Compte rendu conference Nava Bharat
Zeco doit 359m$
Ashwin Devineni:
With respect to receivables, I presume you are talking about Maamba
Collieries. The current situation on the receivables is that to date we
have billed about US$ 909 million, we have received about US$ 550
million, which is about 61% of what we have billed. And the
outstanding remains at about US$ 359 million, and this includes about
US$ 19.6 million of interest. We have commenced an arbitration
proceeding against ZESCO with regard to the outstanding amount and
the process is currently underway.
Well, the arbitration normally is a general process, that is being done in
London. So we are all hoping that it gets resolved sooner rather than
later. But generally, an arbitration of claims of such nature takes about
one to two years.
As I mentioned we have the arbitration process on the previous
outstanding amount. In terms of future tariff, we want to attain a tariff
that is workable for both of us, such that ZESCO can pay us on a
monthly basis, in full, without us having to chase them and there not
being any shortfall. So, for those tariffs, discussions and negotiations
are underway. And I think once we come up with a tariff that is
workable for both ZESCO and for us, which will be enough to meet our
operational expenditure, debt servicing and also we should have some
surplus for dividend distribution, so the monies can flow back into the
parent company. I think once we arrive at a tariff, we will be
approaching the lenders in terms of the debt restructuring. The
restructuring process will probably envisage a combination of various
elements, including probably an increase in loan tenure and so on, so
that our repayments are brought down and where we can also sustain
the new tariffs that we agreed to. The lenders are aware of this tariff
negotiation and so they are also in line with our plans of agreeing to a
sustainable tariff and looking forward for debt restructuring.

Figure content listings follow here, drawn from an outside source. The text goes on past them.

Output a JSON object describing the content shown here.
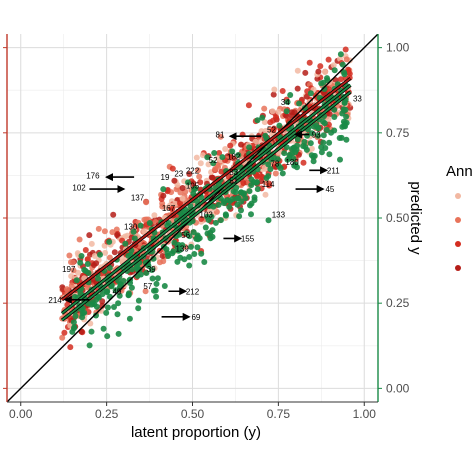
{
  "chart_data": {
    "type": "scatter",
    "xlabel": "latent proportion (y)",
    "ylabel": "predicted y",
    "xlim": [
      -0.04,
      1.04
    ],
    "ylim": [
      -0.04,
      1.04
    ],
    "x_ticks": [
      "0.00",
      "0.25",
      "0.50",
      "0.75",
      "1.00"
    ],
    "y_ticks": [
      "0.00",
      "0.25",
      "0.50",
      "0.75",
      "1.00"
    ],
    "grid": true,
    "legend": {
      "title": "Ann",
      "position": "right"
    },
    "colors": {
      "green": "#1a8a46",
      "red_light": "#f2b8a2",
      "red_mid": "#e8735a",
      "red_dark": "#d42d20",
      "red_deep": "#b51d18",
      "left_axis": "#c0392b",
      "right_axis": "#1a8a46",
      "identity_line": "#000000"
    },
    "identity_line": {
      "x": [
        -0.04,
        1.04
      ],
      "y": [
        -0.04,
        1.04
      ]
    },
    "fit_lines": [
      {
        "name": "",
        "color": "#b51d18",
        "x": [
          0.12,
          0.96
        ],
        "y": [
          0.26,
          0.91
        ]
      },
      {
        "name": "",
        "color": "#1a8a46",
        "x": [
          0.12,
          0.96
        ],
        "y": [
          0.22,
          0.89
        ]
      },
      {
        "name": "",
        "color": "#1a8a46",
        "x": [
          0.12,
          0.96
        ],
        "y": [
          0.2,
          0.87
        ]
      }
    ],
    "arrows": [
      {
        "label": "81",
        "x0": 0.7,
        "y0": 0.74,
        "x1": 0.61,
        "y1": 0.74
      },
      {
        "label": "176",
        "x0": 0.33,
        "y0": 0.62,
        "x1": 0.25,
        "y1": 0.62
      },
      {
        "label": "102",
        "x0": 0.2,
        "y0": 0.585,
        "x1": 0.3,
        "y1": 0.585
      },
      {
        "label": "45",
        "x0": 0.8,
        "y0": 0.585,
        "x1": 0.88,
        "y1": 0.585
      },
      {
        "label": "211",
        "x0": 0.84,
        "y0": 0.64,
        "x1": 0.89,
        "y1": 0.64
      },
      {
        "label": "155",
        "x0": 0.59,
        "y0": 0.44,
        "x1": 0.64,
        "y1": 0.44
      },
      {
        "label": "212",
        "x0": 0.43,
        "y0": 0.285,
        "x1": 0.48,
        "y1": 0.285
      },
      {
        "label": "214",
        "x0": 0.2,
        "y0": 0.26,
        "x1": 0.13,
        "y1": 0.26
      },
      {
        "label": "69",
        "x0": 0.41,
        "y0": 0.21,
        "x1": 0.49,
        "y1": 0.21
      },
      {
        "label": "93",
        "x0": 0.84,
        "y0": 0.745,
        "x1": 0.8,
        "y1": 0.745
      }
    ],
    "annotations": [
      {
        "label": "34",
        "x": 0.77,
        "y": 0.84
      },
      {
        "label": "33",
        "x": 0.98,
        "y": 0.85
      },
      {
        "label": "52",
        "x": 0.73,
        "y": 0.76
      },
      {
        "label": "93",
        "x": 0.86,
        "y": 0.745
      },
      {
        "label": "81",
        "x": 0.58,
        "y": 0.745
      },
      {
        "label": "182",
        "x": 0.62,
        "y": 0.68
      },
      {
        "label": "52",
        "x": 0.56,
        "y": 0.67
      },
      {
        "label": "176",
        "x": 0.21,
        "y": 0.625
      },
      {
        "label": "222",
        "x": 0.5,
        "y": 0.64
      },
      {
        "label": "23",
        "x": 0.46,
        "y": 0.63
      },
      {
        "label": "19",
        "x": 0.42,
        "y": 0.62
      },
      {
        "label": "102",
        "x": 0.17,
        "y": 0.59
      },
      {
        "label": "105",
        "x": 0.5,
        "y": 0.595
      },
      {
        "label": "83",
        "x": 0.62,
        "y": 0.635
      },
      {
        "label": "180",
        "x": 0.79,
        "y": 0.665
      },
      {
        "label": "78",
        "x": 0.74,
        "y": 0.66
      },
      {
        "label": "211",
        "x": 0.91,
        "y": 0.64
      },
      {
        "label": "114",
        "x": 0.72,
        "y": 0.6
      },
      {
        "label": "45",
        "x": 0.9,
        "y": 0.585
      },
      {
        "label": "137",
        "x": 0.34,
        "y": 0.56
      },
      {
        "label": "167",
        "x": 0.43,
        "y": 0.53
      },
      {
        "label": "103",
        "x": 0.54,
        "y": 0.51
      },
      {
        "label": "133",
        "x": 0.75,
        "y": 0.51
      },
      {
        "label": "130",
        "x": 0.32,
        "y": 0.475
      },
      {
        "label": "56",
        "x": 0.48,
        "y": 0.45
      },
      {
        "label": "155",
        "x": 0.66,
        "y": 0.44
      },
      {
        "label": "139",
        "x": 0.47,
        "y": 0.41
      },
      {
        "label": "197",
        "x": 0.14,
        "y": 0.35
      },
      {
        "label": "39",
        "x": 0.38,
        "y": 0.35
      },
      {
        "label": "212",
        "x": 0.5,
        "y": 0.285
      },
      {
        "label": "49",
        "x": 0.28,
        "y": 0.285
      },
      {
        "label": "57",
        "x": 0.37,
        "y": 0.3
      },
      {
        "label": "214",
        "x": 0.1,
        "y": 0.26
      },
      {
        "label": "69",
        "x": 0.51,
        "y": 0.21
      },
      {
        "label": "51",
        "x": 0.62,
        "y": 0.61
      }
    ]
  },
  "legend_items": [
    {
      "color": "#f2b8a2"
    },
    {
      "color": "#e8735a"
    },
    {
      "color": "#d42d20"
    },
    {
      "color": "#b51d18"
    }
  ]
}
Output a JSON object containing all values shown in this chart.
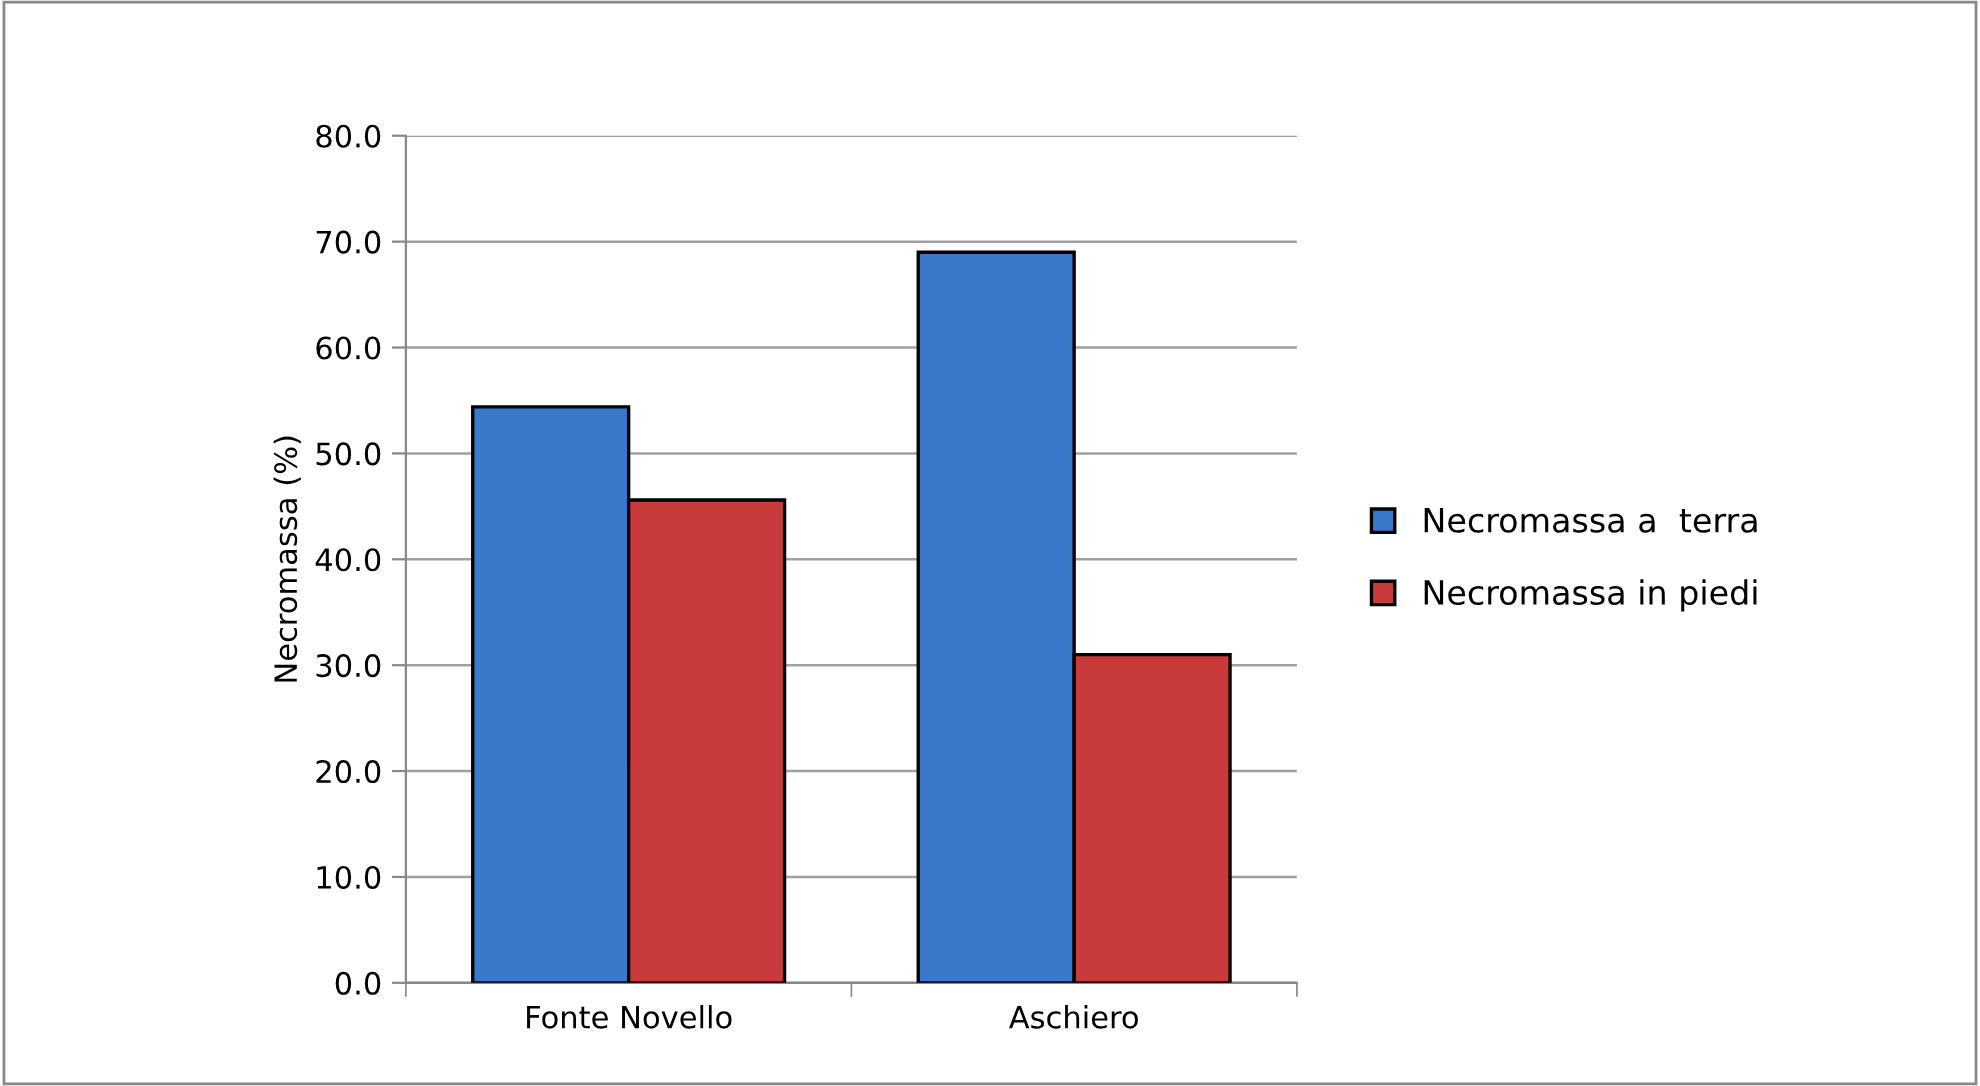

In terms of the receivables of Maamba, we still do get about $9.2
million to $9.5 million every month from the state utility, although we
bill upwards of that. What we are looking at, which I had described
during prior part of the call is we are currently in discussions with
ZESCO, which is a state utility, in terms of renegotiating the tariffs and
basically agreeing to a tariff that we can confidently pay 100% on a
monthly basis, rather than the partial payment that the outstanding
keeps going up.
Yes, essentially renegotiating just the tariffs right now, not the other
terms of the PP A. We are not negotiating the outstanding amount
which is under arbitration. I think what we are seeing is rather than on a
month-on-month where the outstanding just keeps increasing, let's
agree to a tariff that you as a utility can pay us in full every month, and
also a tariff that is enough for us to meet our operational expenditures,
meet our debt service and also give some returns back to the sponsors
i.e. both Nava Bharat and ZCCM-IH Investment Holdings Plc. That is
currently underway. I think once we agree to something there we can
restructure the deal with lenders hoping that 100% of our bills will be
paid in time, and the outstanding amount would be frozen.